|Primulina 'Loki' grown by Paul Susi|
If I ask causal gardeners to give me a name of a daylily, they likely will say: “Stella de Oro”. They won’t know that the genus is called Hemerocallis, but somehow, they’ve heard of ‘Stella de Oro’.
How did this happen?
Relentless promotion by somebody.
The breakthrough in daylilies was new hybrids that flowered more than a “day”. This was followed by flooding the market with plants, so the story perpetuates itself.
What would it take to make the answer: ‘Loki’, for the question: “What Asian Violet are you familiar with?”
It’s been 42 years since the hybridizer, Walter Jablonski, released ‘Stella de Oro’. When will everybody know ‘Loki’ as the breakthrough that started Asian Violets as a common houseplant?

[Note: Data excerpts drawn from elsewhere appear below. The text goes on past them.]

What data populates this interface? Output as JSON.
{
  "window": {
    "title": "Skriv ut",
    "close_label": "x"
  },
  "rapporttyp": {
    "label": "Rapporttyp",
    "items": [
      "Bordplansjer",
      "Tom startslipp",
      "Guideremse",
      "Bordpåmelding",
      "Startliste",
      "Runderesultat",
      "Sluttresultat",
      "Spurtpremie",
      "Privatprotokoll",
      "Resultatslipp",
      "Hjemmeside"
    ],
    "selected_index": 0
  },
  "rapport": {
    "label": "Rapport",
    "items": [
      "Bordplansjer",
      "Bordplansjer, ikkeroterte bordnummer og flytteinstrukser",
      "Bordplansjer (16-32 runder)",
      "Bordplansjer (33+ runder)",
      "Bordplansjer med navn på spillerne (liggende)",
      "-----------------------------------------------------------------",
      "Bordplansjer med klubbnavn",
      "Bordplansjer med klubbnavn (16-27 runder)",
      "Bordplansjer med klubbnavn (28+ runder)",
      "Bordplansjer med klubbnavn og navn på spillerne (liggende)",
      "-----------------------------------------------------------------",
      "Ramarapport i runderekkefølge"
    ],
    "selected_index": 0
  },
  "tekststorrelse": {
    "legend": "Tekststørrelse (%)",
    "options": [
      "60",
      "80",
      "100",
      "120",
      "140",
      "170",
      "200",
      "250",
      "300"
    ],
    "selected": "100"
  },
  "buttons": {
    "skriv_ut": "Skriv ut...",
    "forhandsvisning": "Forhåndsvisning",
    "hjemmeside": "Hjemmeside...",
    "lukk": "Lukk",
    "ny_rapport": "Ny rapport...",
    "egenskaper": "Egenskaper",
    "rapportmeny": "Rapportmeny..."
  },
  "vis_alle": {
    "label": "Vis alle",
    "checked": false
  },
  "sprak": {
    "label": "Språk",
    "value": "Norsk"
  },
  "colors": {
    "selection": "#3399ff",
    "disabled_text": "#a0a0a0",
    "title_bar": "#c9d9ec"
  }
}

Can or will this happen? Of course, it can. There has been enough practical testing of Primulina ‘Loki’ to prove that it is a durable houseplant with interesting variegated foliage. It is attractive with or without blue flowers. Peter Shalit, the hybridizer, released it as a good plant. I believe that it is the best one to lead.
Will it? Today, there is virtually no commercial supply. Today, there are few commercial growers who know about this plant. Only dedicated hobbyists have Primulina or could name a few varieties.
‘Stella de Oro’ perpetuated its popularity because it was a breakthrough---a continuously flowering hybrid. It sells because it’s advertised as the best. Growers produce it because it sells.
The Asian Violet, ‘Loki’, could change the future. Like an African Violet, but better.